Dalsze walki z osłonami wydechów, jeszcze parę szlifów wymagają jak widać.
Same rury włożone na sucho. Osłony wykonałem z blaszki od pokrywki do kawy Ricore



W związku z tym, że postanowiłem użyć klap od Parta, wkleiłem najpierw górne powierzchnie płatów.
Trzeba je w miejscach klap mocno pocienić i zeszlifofać połączenie z kadłubem.

Same blaszki stały się polem pierwszych prób z lutowaniem z pomocą pasty Koki,
słaby jestem w te klocki.
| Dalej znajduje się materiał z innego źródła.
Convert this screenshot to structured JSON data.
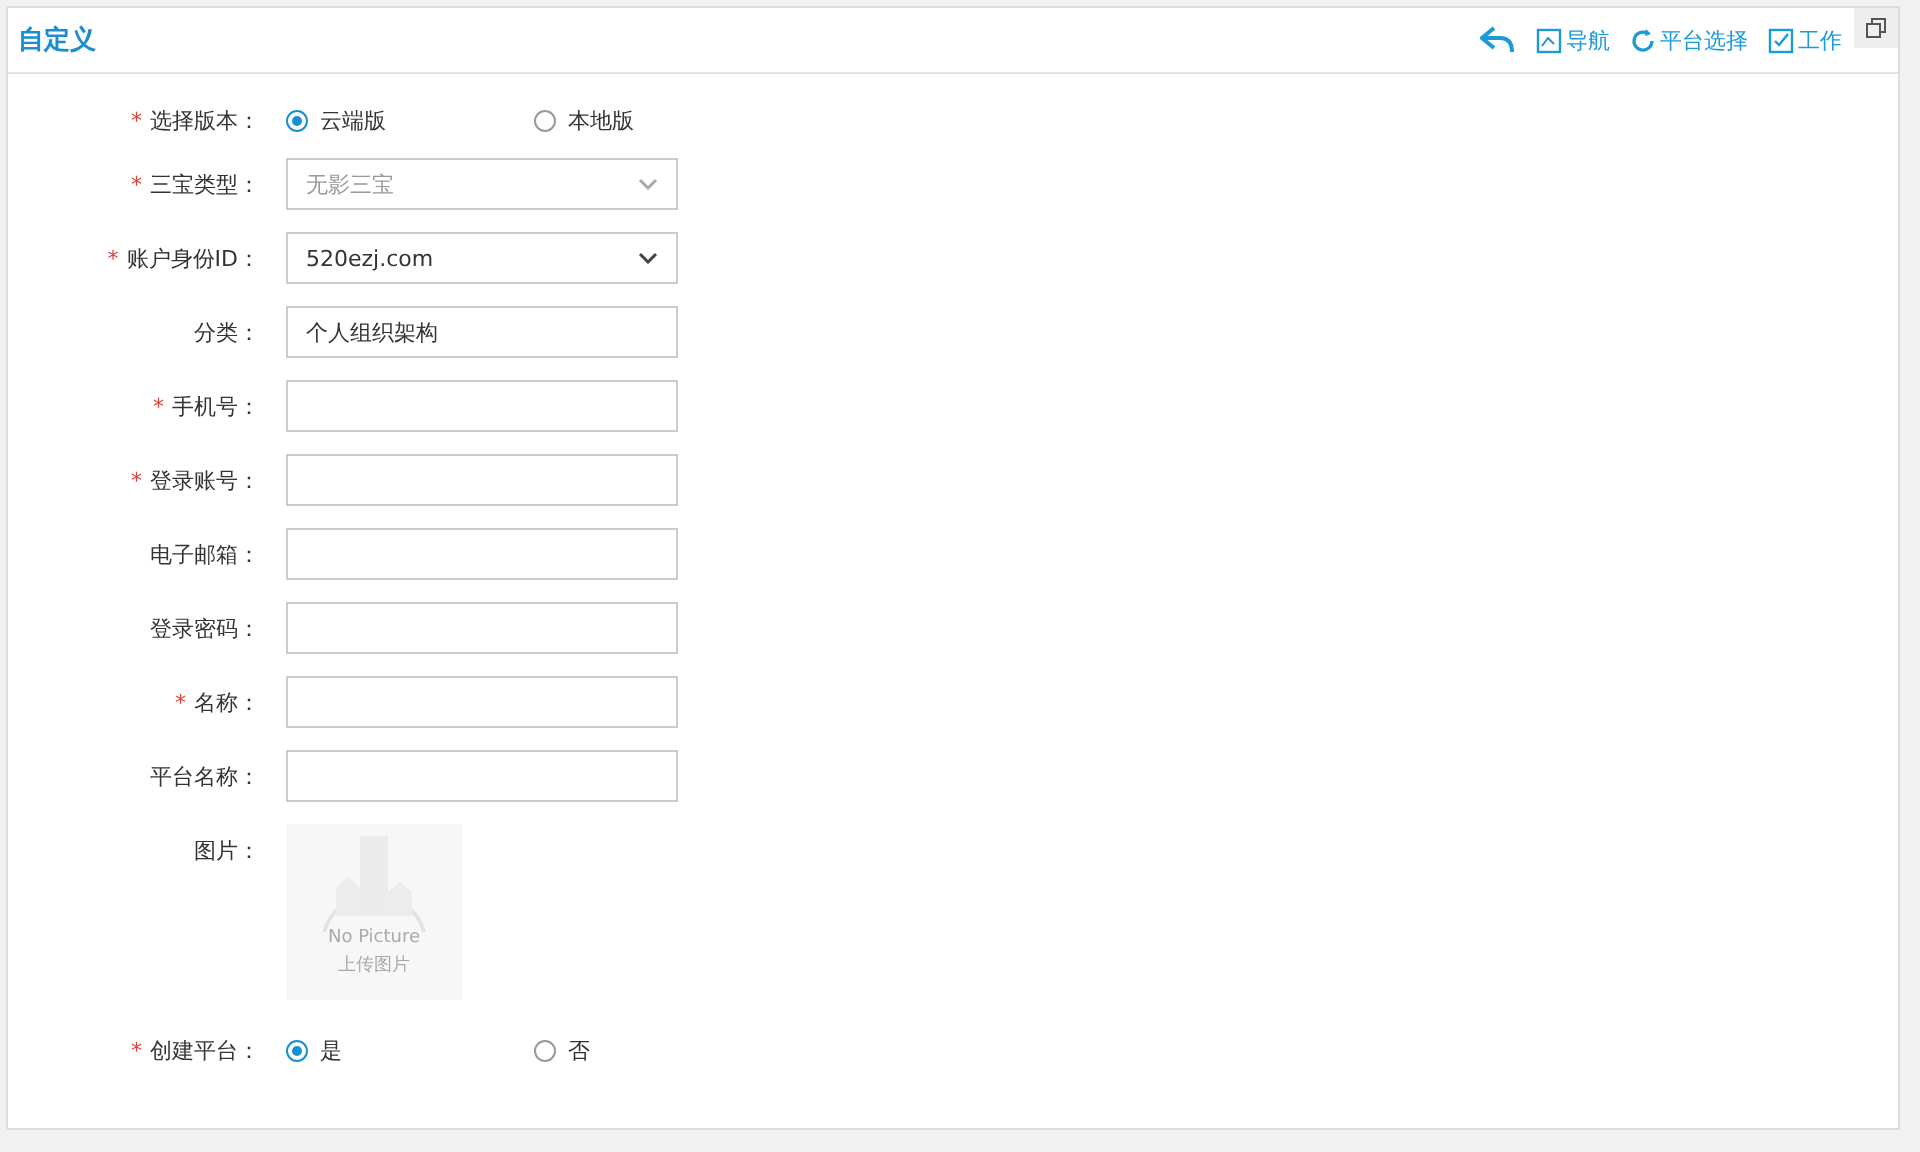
{
  "panel": {
    "title": "自定义",
    "toolbar": [
      {
        "kind": "back"
      },
      {
        "kind": "nav",
        "label": "导航"
      },
      {
        "kind": "refresh",
        "label": "平台选择"
      },
      {
        "kind": "edit",
        "label": "工作"
      }
    ]
  },
  "form": [
    {
      "kind": "radio",
      "required_mark": "*",
      "label": "选择版本：",
      "options": [
        {
          "label": "云端版",
          "selected": true
        },
        {
          "label": "本地版",
          "selected": false
        }
      ]
    },
    {
      "kind": "select",
      "required_mark": "*",
      "label": "三宝类型：",
      "value": "无影三宝",
      "disabled": true
    },
    {
      "kind": "select",
      "required_mark": "*",
      "label": "账户身份ID：",
      "value": "520ezj.com",
      "disabled": false
    },
    {
      "kind": "text",
      "label": "分类：",
      "value": "个人组织架构"
    },
    {
      "kind": "text",
      "required_mark": "*",
      "label": "手机号："
    },
    {
      "kind": "text",
      "required_mark": "*",
      "label": "登录账号："
    },
    {
      "kind": "text",
      "label": "电子邮箱："
    },
    {
      "kind": "text",
      "label": "登录密码："
    },
    {
      "kind": "text",
      "required_mark": "*",
      "label": "名称："
    },
    {
      "kind": "text",
      "label": "平台名称："
    },
    {
      "kind": "image",
      "label": "图片：",
      "caption": "No  Picture",
      "hint": "上传图片"
    },
    {
      "kind": "radio",
      "required_mark": "*",
      "label": "创建平台：",
      "options": [
        {
          "label": "是",
          "selected": true
        },
        {
          "label": "否",
          "selected": false
        }
      ]
    }
  ]
}
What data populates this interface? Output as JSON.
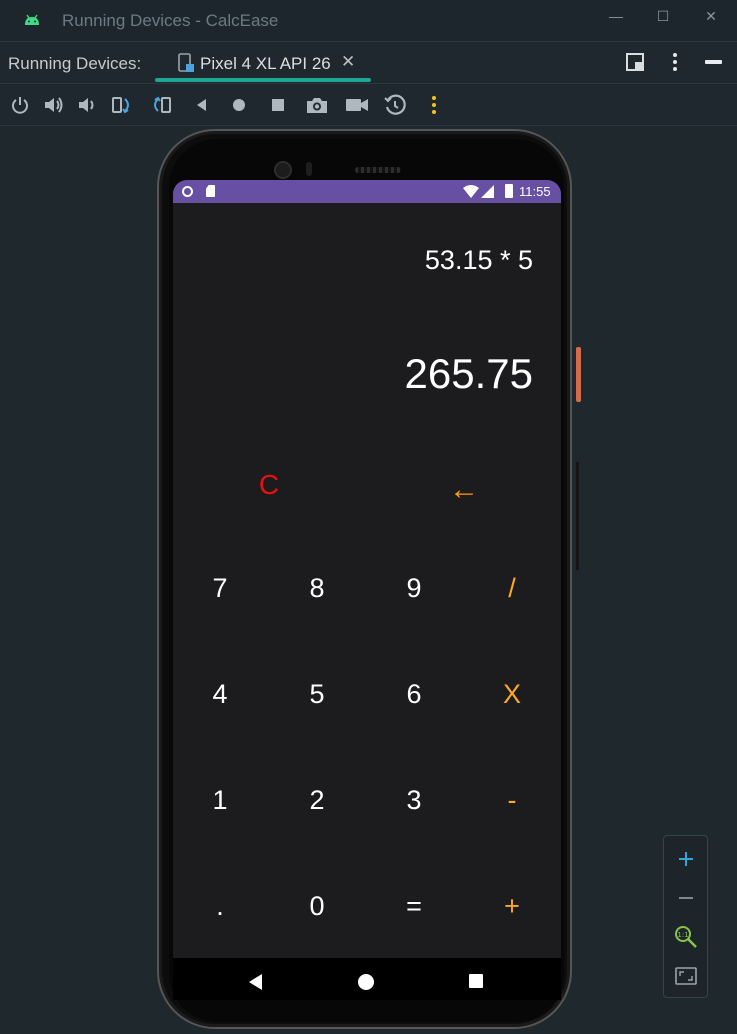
{
  "window": {
    "title": "Running Devices - CalcEase",
    "controls": {
      "minimize": "—",
      "maximize": "☐",
      "close": "✕"
    }
  },
  "tabbar": {
    "label": "Running Devices:",
    "device_tab": "Pixel 4 XL API 26",
    "close_glyph": "✕"
  },
  "toolbar": {
    "icons": [
      "power-icon",
      "volume-up-icon",
      "volume-down-icon",
      "rotate-left-icon",
      "rotate-right-icon",
      "back-icon",
      "home-icon",
      "overview-icon",
      "screenshot-icon",
      "screen-record-icon",
      "snapshot-icon",
      "more-icon"
    ]
  },
  "statusbar": {
    "time": "11:55"
  },
  "calculator": {
    "expression": "53.15 * 5",
    "result": "265.75",
    "clear": "C",
    "backspace": "←",
    "keys": [
      [
        "7",
        "8",
        "9",
        "/"
      ],
      [
        "4",
        "5",
        "6",
        "X"
      ],
      [
        "1",
        "2",
        "3",
        "-"
      ],
      [
        ".",
        "0",
        "=",
        "+"
      ]
    ],
    "colors": {
      "background": "#1c1c1e",
      "digit": "#ffffff",
      "operator": "#ffa726",
      "clear": "#e8110f",
      "statusbar": "#6750a4"
    }
  },
  "zoom_panel": {
    "icons": [
      "zoom-in-icon",
      "zoom-out-icon",
      "actual-size-icon",
      "fit-screen-icon"
    ]
  }
}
Na razie lutowałem zwykłą lutownicą z grotem.
Chyba muszę zainwestować w palnik Dremela, bo z tą i moimi umiejętnościami trochę męka.

Równocześnie powstaje reflektor. Wyciąłem krążek z blaszki od kawy Ricore, następnie "pomasowałem" go trochę kulką "do wygładzania" na kawałku papieru a następnie na miękkiej szmatce, dzięki temu otrzymałem klosz.
W środek włożona żarówka-cyrkonia, wycyganiona od manicurzystki :p (ktoś ten patent z cyrkoniami zapodawał tu na forum).